I had, for several months, been craving — if you can crave reading a book — to read something by Terry Pratchett, so that is what I picked up. A couple of days after I began reading my chosen novel – Going Postal in this case (Terry Pratchett is the author of more than forty books so choosing one can be fairly time consuming) – I was at the coffee shop, book in tow, having a coffee with friends.
When asked what I was reading – when you’re a critic everyone wants to know either what you’re listening to or what you’re reading – and I told my friend, she got a look on her face rather like she had been eating a lemon and said simply “I’m not into fantasy.”
It was then that I wondered how many intelligent, well-humoured, highly literate people are missing out on one of the wittiest, most talented, and engaging authors currently living simply because some publishing house dickhead decided that writing stories about a place where magic is real and that take place on a flat world, riding on the backs of four giant elephants, who are standing on the shell of a giant turtle named A'Tuin, as it slowly swims through space, is fantasy.

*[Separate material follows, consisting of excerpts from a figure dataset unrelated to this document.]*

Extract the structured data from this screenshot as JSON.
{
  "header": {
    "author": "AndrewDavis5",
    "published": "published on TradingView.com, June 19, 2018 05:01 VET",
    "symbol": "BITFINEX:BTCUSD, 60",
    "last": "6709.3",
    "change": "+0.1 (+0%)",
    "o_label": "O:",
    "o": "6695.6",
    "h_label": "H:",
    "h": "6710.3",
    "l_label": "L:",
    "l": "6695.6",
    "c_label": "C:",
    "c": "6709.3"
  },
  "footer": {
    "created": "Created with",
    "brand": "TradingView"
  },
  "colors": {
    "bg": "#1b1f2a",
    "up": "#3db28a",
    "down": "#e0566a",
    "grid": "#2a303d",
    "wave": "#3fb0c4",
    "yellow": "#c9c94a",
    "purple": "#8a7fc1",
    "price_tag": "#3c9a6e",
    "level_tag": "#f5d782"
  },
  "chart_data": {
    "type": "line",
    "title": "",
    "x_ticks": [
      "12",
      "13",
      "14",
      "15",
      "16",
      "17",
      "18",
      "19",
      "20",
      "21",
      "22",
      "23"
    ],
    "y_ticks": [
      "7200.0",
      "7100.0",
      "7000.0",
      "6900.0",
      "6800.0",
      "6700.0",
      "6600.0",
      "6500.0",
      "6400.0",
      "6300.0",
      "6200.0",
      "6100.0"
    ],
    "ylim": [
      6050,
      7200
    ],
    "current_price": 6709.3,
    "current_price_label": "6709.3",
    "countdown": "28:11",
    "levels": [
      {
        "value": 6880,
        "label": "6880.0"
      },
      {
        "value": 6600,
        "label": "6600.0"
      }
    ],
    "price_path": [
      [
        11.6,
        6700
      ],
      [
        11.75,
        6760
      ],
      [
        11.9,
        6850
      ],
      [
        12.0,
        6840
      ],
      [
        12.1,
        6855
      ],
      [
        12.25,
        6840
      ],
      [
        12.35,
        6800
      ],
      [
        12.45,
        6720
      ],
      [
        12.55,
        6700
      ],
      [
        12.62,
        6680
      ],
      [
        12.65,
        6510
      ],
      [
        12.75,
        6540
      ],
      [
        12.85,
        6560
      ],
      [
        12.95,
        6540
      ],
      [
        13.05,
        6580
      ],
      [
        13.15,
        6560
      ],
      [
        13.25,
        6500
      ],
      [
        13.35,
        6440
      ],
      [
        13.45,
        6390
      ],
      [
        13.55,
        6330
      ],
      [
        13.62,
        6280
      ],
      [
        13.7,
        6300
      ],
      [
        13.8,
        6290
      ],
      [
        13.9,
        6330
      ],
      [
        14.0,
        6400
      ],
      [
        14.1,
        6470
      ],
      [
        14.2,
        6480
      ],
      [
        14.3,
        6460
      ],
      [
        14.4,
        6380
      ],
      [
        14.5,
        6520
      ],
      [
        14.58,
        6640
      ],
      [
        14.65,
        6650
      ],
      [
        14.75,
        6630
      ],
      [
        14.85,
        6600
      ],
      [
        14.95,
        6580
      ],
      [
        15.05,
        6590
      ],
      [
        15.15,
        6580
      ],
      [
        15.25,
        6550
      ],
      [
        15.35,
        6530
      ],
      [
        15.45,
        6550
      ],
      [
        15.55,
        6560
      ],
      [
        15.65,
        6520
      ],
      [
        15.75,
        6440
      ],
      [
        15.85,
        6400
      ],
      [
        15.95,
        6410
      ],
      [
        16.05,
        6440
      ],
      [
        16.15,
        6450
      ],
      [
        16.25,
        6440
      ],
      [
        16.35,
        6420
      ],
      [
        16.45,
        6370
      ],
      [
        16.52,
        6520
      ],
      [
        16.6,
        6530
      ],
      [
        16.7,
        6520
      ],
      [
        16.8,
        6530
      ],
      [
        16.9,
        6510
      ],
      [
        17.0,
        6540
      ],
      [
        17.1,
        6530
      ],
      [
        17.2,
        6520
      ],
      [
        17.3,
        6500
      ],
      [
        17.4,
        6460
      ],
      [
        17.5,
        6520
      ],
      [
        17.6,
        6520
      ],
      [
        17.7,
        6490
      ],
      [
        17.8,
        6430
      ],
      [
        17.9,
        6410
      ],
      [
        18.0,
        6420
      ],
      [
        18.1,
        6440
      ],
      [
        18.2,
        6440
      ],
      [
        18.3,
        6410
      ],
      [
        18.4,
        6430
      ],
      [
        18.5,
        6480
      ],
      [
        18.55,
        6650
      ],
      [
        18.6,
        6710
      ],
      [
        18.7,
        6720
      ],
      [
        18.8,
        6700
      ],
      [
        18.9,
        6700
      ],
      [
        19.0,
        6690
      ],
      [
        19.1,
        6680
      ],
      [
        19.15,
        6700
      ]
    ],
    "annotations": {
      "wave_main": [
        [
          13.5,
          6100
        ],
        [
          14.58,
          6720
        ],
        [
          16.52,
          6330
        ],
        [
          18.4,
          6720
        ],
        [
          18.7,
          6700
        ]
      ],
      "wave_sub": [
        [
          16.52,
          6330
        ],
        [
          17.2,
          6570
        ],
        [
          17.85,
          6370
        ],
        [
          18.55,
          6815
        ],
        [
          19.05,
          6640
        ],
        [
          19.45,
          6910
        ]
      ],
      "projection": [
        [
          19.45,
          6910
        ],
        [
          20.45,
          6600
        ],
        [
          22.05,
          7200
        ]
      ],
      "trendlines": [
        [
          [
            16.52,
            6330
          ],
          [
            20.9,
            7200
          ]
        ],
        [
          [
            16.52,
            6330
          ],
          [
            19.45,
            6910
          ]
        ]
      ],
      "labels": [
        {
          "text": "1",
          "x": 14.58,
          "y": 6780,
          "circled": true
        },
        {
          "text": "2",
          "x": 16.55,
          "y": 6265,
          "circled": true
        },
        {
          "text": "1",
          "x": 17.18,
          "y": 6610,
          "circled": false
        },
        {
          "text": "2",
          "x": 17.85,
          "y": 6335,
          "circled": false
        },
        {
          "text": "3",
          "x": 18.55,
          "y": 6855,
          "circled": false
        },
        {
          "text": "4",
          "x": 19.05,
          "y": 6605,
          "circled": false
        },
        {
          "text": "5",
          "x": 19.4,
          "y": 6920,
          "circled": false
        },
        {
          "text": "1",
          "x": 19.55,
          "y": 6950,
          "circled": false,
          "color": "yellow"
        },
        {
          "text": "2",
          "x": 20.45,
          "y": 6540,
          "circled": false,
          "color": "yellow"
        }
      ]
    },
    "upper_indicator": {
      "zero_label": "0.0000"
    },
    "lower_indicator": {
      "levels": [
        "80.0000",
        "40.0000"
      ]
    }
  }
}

OK, in retrospect it can sound a bit fantasy-esque, but his stories aren’t. Well no more than any stories filled with wizards, witches, small gods, gnomes, golems, elves, the undead, werewolves, vampires and even death. And by death I mean DEATH the man, the anthropomorphic personification of death. You know the fella’, the Grim Reaper, The Angel Of Death, the guy with the long black cloak and scythe who will come for you when you die.
In Pratchett’s novels DEATH rides a giant white steed with a mane of blue flame named Binky (And what would you name your horse if you were DEATH?). Terry Pratchett’s DEATH is a rather sweet, kindly old-gentleman type man…person…whatever, who is rather curious about people and has a real love of humanity. And he is probably the most intelligent, multi-faceted and charming character in Pratchett’s entire arsenal of unforgettable and engaging characters; an array that is truly mind boggling.
The fact that Terry Pratchett’s Discworld series are only actually a series because they all happen on the same world seems to have escaped many. But by this definition anything written by John Grisham or Stephen King would be a series because they all happen on Earth.
Terry Pratchett’s Discworld novels are as much fantasy as Monty Python’s Life of Brian is a biblical epic. Yes, a few are about regular, recurring characters but they aren’t ALL about the same set of characters. And although they can swim through novels in which they are not the primary character this just serves to demonstrate what a rich, complex universe Pratchett has created.
One example would be the city of Ankh-Morpork, a city-state that is as corrupt as its river is polluted. The river Ankh is so polluted you can walk on it and even slice it into sections; it’s a river that oozes rather than flows. Ankh-Morpork is the largest city and spiritual and economic capital of the Discworld as well as being the home of the Unseen University, the only magical university on the Disc. Ankh-Morpork has the feel of a working medieval city with flavours of the Flintstones, or Gilligan’s Island. With ingenious gadgets galore, frequently aided by magic of course, to make life that much sweeter.
It is also the scene of much, rather comedic violence as it is also one of the few cities on the Disc that is multi-cultural. And in this instance multi-cultural means Dwarf and Troll, Vampire and Werewolf living side by side, all natural mortal enemies of course – think cats and dogs with battle axes, clubs, blood-sucking fangs and nasty claws.